How do I solve this?

Thanks.

\displaystyle \begin{align*} \sum_{n = 1}^{\infty} \frac{1}{\sqrt{n^2 + 4}} &> \sum_{n = 1}^{\infty} \frac{1}{\sqrt{n^2 + 4n + 4}} \\ &= \sum_{ n = 1}^{\infty} \frac{1}{\sqrt{(n + 2)^2}} \\ &= \sum_{n = 1}^{\infty} \frac{1}{n + 2} \textrm{ since } n +2 > 0 \textrm{ for all } n \textrm{ in our sum } \\ &= \sum_{n = 3}^{\infty} \frac{1}{n} \end{align*}

which is a harmonic series, and is divergent. Therefore the original series is divergent.
• July 24th 2013, 08:43 PM
Prove It
Re: Limit Comparison Series
Another possibility is the integral test. We can compare the sum to the function \displaystyle \begin{align*} \frac{1}{\sqrt{x^2 + 4}} \end{align*}. Since the function is always decreasing when \displaystyle \begin{align*} x > 0 \end{align*}, a left-hand endpoint estimate of the integral will be an over-estimate.
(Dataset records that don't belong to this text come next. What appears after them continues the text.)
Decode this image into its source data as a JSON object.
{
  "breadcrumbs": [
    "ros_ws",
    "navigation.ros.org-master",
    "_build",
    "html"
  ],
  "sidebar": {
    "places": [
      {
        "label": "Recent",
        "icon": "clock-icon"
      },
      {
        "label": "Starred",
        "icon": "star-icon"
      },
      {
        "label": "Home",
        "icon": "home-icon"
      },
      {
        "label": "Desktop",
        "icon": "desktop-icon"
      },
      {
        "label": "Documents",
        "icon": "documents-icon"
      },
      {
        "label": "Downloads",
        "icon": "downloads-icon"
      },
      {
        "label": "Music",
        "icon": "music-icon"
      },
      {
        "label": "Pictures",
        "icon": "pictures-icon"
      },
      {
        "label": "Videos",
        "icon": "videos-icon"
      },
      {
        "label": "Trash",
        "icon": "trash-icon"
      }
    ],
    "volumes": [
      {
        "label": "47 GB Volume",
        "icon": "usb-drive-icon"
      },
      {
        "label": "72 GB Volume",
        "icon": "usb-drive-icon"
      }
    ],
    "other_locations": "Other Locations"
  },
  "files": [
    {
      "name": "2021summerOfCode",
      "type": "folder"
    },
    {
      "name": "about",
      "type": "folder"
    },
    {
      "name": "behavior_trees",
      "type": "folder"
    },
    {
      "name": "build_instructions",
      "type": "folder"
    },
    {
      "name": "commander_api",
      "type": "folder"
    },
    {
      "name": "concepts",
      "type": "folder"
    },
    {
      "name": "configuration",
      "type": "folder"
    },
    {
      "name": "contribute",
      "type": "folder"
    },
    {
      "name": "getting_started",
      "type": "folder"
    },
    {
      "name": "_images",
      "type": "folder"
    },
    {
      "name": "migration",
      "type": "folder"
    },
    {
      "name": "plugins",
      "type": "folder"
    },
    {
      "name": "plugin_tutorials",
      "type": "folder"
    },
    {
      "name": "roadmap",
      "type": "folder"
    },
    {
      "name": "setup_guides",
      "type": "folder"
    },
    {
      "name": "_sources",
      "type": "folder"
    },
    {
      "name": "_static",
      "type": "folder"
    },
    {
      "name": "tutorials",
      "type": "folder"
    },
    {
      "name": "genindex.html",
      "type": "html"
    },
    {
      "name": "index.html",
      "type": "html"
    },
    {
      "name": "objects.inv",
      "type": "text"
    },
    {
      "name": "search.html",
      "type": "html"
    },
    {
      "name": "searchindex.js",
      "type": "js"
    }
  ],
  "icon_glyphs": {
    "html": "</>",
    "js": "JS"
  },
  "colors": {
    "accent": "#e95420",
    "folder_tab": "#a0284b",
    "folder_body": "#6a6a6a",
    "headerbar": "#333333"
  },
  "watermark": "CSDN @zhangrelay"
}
Notice that when we choose to have each of our subintervals be 1 unit in length, then the integral \displaystyle \begin{align*} \int_1^{\infty}{\frac{1}{\sqrt{x^2 + 4}}\,dx} \end{align*} can be approximated by \displaystyle \begin{align*} 1 \cdot \frac{1}{\sqrt{1^2 + 4}} + 1 \cdot \frac{1}{\sqrt{2^2 + 4}} + 1 \cdot \frac{1}{\sqrt{3^2 + 4}} + \dots = \sum_{n = 1}^{\infty} \frac{1}{\sqrt{n^2 + 4}} \end{align*}. But since this is an overestimate, we can say

\displaystyle \begin{align*} \sum_{n = 1}^{\infty} \frac{1}{\sqrt{n^2 + 4}} &> \int_1^{\infty}{\frac{1}{\sqrt{x^2 + 4}}\,dx} \\ &= \int_{\sinh^{-1}{\left( \frac{1}{2} \right) } }^{\infty}{ \frac{2\cosh{(t)}}{\sqrt{\left[ 2\sinh{(t)} \right] ^2 + 4}}\,dt } \textrm{ when we substitute } x = 2\sinh{(t)} \\ &= \int_{\sinh^{-1}{\left( \frac{1}{2} \right) } }^{\infty}{ \frac{2\cosh{(t)}}{\sqrt{4 \left[ \sinh^2{(t)} + 1 \right] }} \,dt } \\ &= \int_{\sinh^{-1}{\left( \frac{1}{2} \right) } }^{\infty}{ \frac{2\cosh{(t)}}{2\cosh{(t)}}\,dt} \\ &= \int_{\sinh^{-1}{\left( \frac{1}{2} \right) } }^{\infty} {1\,dt} \\ &= \lim_{\epsilon \to \infty} \left[ t \right] _{\sinh^{-1}{\left( \frac{1}{2} \right) }}^{\epsilon} \\ &= \lim_{\epsilon \to \infty} \left( \epsilon - \sinh^{-1}{\left( \frac{1}{2} \right) } \right) \\ &\to \infty \end{align*}

Since the sum is greater than this divergent integral, the sum must also diverge.
• July 25th 2013, 04:31 AM
Plato
Re: Limit Comparison Series
Quote:

Originally Posted by minneola24
So if I compare it to 1/n that new comparison diverges.
But 1/n is bigger than the original function so I cant conclude that the original diverges too.
If I divide the original by the 1/n and take the limit as n-> infinity I keep going in loops using lhopitals.

When using the limit comparison test it is best to do direct computations.

Let $a_n=n^{-1}~\&~b_n=\left(\sqrt{n^2+1}\right)^{-1}.$

Now ${\lim _{x \to \infty }}\left( {\frac{{{a_n}}}{{{b_n}}}} \right) = {\lim _{x \to \infty }}\sqrt {1 + \frac{1}{{{n^2}}}} = 1$

Thus we do not need to 'worry' with direct comparison.